Drawing on our research, we provide the following eight recommendations for how to leverage the potential offered by citizen science data for SDG monitoring and reporting as well as for official monitoring more broadly:

  1. Citizen science data can be utilized as official or non-official statistics after a data validation process to ensure that the data are of good quality for their intended purpose. It can be used alone or integrated with other data sources for the production of official statistics.
  2. There are three ways in which NSSs can work with citizen science data: (i) using already existing citizen science data, (ii) designing and implementing a new citizen science project, or by (iii) combining both approaches.
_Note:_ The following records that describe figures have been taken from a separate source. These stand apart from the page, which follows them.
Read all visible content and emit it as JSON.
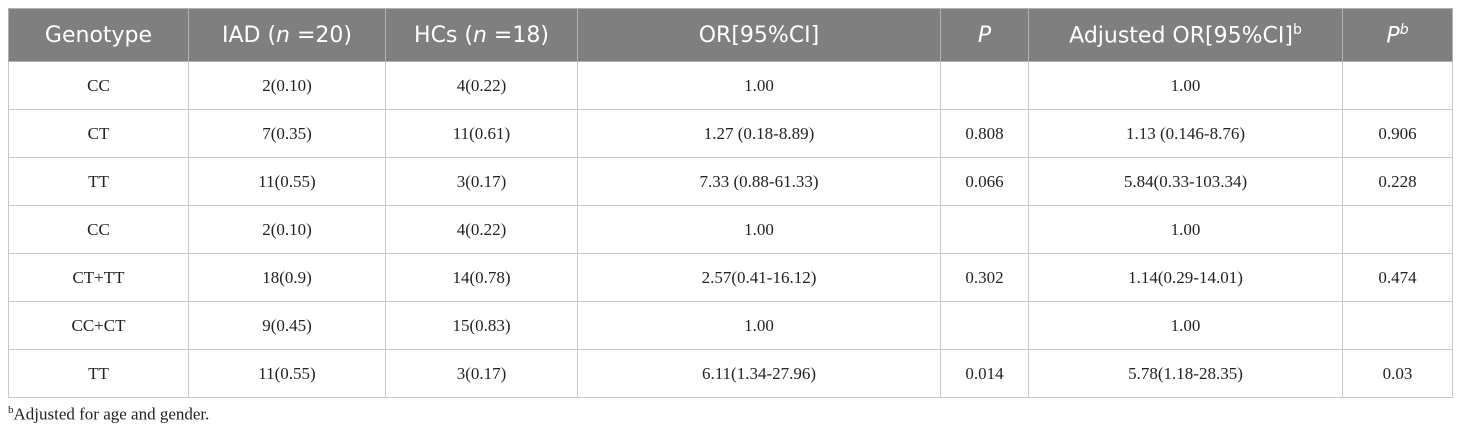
{
  "table": {
    "header": [
      [
        "Genotype"
      ],
      [
        "IAD (",
        "n",
        " =20)"
      ],
      [
        "HCs (",
        "n",
        " =18)"
      ],
      [
        "OR[95%CI]"
      ],
      [
        "P"
      ],
      [
        "Adjusted OR[95%CI]",
        "b"
      ],
      [
        "P",
        "b"
      ]
    ],
    "rows": [
      [
        "CC",
        "2(0.10)",
        "4(0.22)",
        "1.00",
        null,
        "1.00",
        null
      ],
      [
        "CT",
        "7(0.35)",
        "11(0.61)",
        "1.27 (0.18-8.89)",
        "0.808",
        "1.13 (0.146-8.76)",
        "0.906"
      ],
      [
        "TT",
        "11(0.55)",
        "3(0.17)",
        "7.33 (0.88-61.33)",
        "0.066",
        "5.84(0.33-103.34)",
        "0.228"
      ],
      [
        "CC",
        "2(0.10)",
        "4(0.22)",
        "1.00",
        null,
        "1.00",
        null
      ],
      [
        "CT+TT",
        "18(0.9)",
        "14(0.78)",
        "2.57(0.41-16.12)",
        "0.302",
        "1.14(0.29-14.01)",
        "0.474"
      ],
      [
        "CC+CT",
        "9(0.45)",
        "15(0.83)",
        "1.00",
        null,
        "1.00",
        null
      ],
      [
        "TT",
        "11(0.55)",
        "3(0.17)",
        "6.11(1.34-27.96)",
        "0.014",
        "5.78(1.18-28.35)",
        "0.03"
      ]
    ]
  },
  "footnote": {
    "marker": "b",
    "text": "Adjusted for age and gender."
  }
}
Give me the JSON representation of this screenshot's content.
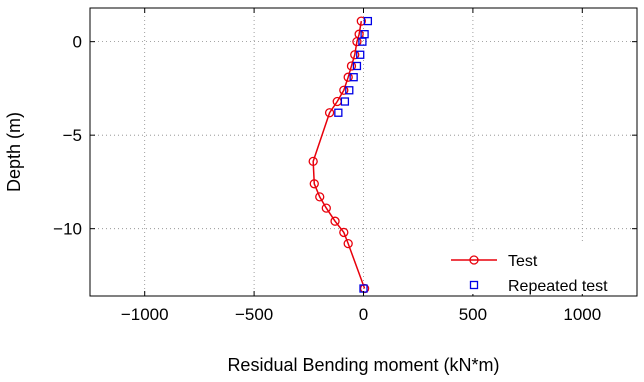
{
  "chart_data": {
    "type": "line",
    "xlabel": "Residual Bending moment (kN*m)",
    "ylabel": "Depth (m)",
    "xlim": [
      -1250,
      1250
    ],
    "ylim": [
      -13.6,
      1.8
    ],
    "xticks": [
      -1000,
      -500,
      0,
      500,
      1000
    ],
    "yticks": [
      0,
      -5,
      -10
    ],
    "xtick_labels": [
      "−1000",
      "−500",
      "0",
      "500",
      "1000"
    ],
    "ytick_labels": [
      "0",
      "−5",
      "−10"
    ],
    "grid": true,
    "legend_position": "bottom-right",
    "series": [
      {
        "name": "Test",
        "color": "#e8000b",
        "marker": "circle",
        "line": true,
        "points": [
          {
            "x": -10,
            "y": 1.1
          },
          {
            "x": -20,
            "y": 0.4
          },
          {
            "x": -30,
            "y": 0.0
          },
          {
            "x": -40,
            "y": -0.7
          },
          {
            "x": -55,
            "y": -1.3
          },
          {
            "x": -70,
            "y": -1.9
          },
          {
            "x": -90,
            "y": -2.6
          },
          {
            "x": -120,
            "y": -3.2
          },
          {
            "x": -155,
            "y": -3.8
          },
          {
            "x": -230,
            "y": -6.4
          },
          {
            "x": -225,
            "y": -7.6
          },
          {
            "x": -200,
            "y": -8.3
          },
          {
            "x": -170,
            "y": -8.9
          },
          {
            "x": -130,
            "y": -9.6
          },
          {
            "x": -90,
            "y": -10.2
          },
          {
            "x": -70,
            "y": -10.8
          },
          {
            "x": 5,
            "y": -13.2
          }
        ]
      },
      {
        "name": "Repeated test",
        "color": "#0000e6",
        "marker": "square",
        "line": false,
        "points": [
          {
            "x": 20,
            "y": 1.1
          },
          {
            "x": 5,
            "y": 0.4
          },
          {
            "x": -5,
            "y": 0.0
          },
          {
            "x": -15,
            "y": -0.7
          },
          {
            "x": -30,
            "y": -1.3
          },
          {
            "x": -45,
            "y": -1.9
          },
          {
            "x": -65,
            "y": -2.6
          },
          {
            "x": -85,
            "y": -3.2
          },
          {
            "x": -115,
            "y": -3.8
          },
          {
            "x": 0,
            "y": -13.2
          }
        ]
      }
    ]
  }
}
For example, NSOs can use already existing and openly available data sets from beach cleanups for monitoring marine plastic litter or they can launch a citizen science initiative to address a specific data gap such as gender-based violence. As a third approach, they can use an existing data set on a specific topic such as freshwater quality to create a baseline, while at the same time initiating a new citizen science project on freshwater quality with key stakeholders to ensure that the future data collection activities meet their data quality requirements, including the requirements of the global methodology of the relevant indicator, particularly if the purpose is SDG monitoring.
  3. NSOs interested in using nontraditional data should work towards modernizing their statistical legislation and improving their governance factors to facilitate access to the data held by CSOs and other potential stakeholders.
  4. The mapping of existing citizen science data and initiatives at a national level can help NSSs to identify relevant data sets, as well as the data producers with whom they can build new partnerships.
  5. NSOs could organize periodic and thematic stakeholder workshops based on the needs and the context with a view to institutionalize a culture of collaboration with partners from both across and outside the government, including those producers and holders of nontraditional data.
  6. Established processes, such as quality assurance frameworks, guidelines and protocols, can enable NSOs to decide on which data sets could be used as official or non-official statistics.
  7. In addition to the quality assurance frameworks and guidelines for non-official data producers, NSOs could offer training and capacity building activities, particularly for citizen science practitioners to raise their statistical literacy, including their understanding of the issues related to compliance with privacy, confidentiality, and metadata, among others.
  8. NSSs could offer open data reporting platforms for citizen science practitioners to contribute data in a transparent way.

Finally, our analysis shows the need for a typology of citizen science data and projects that can help NSSs identify their needs and data quality requirements for different citizen science projects and adopt a more active role in building citizen science data partnerships. In future research, this typology will build on the key characteristics presented in Table S1 (Supplemental File 5: Appendix E).

Data Accessibility Statements

Data are not publicly available, but aggregated results are provided in the publication.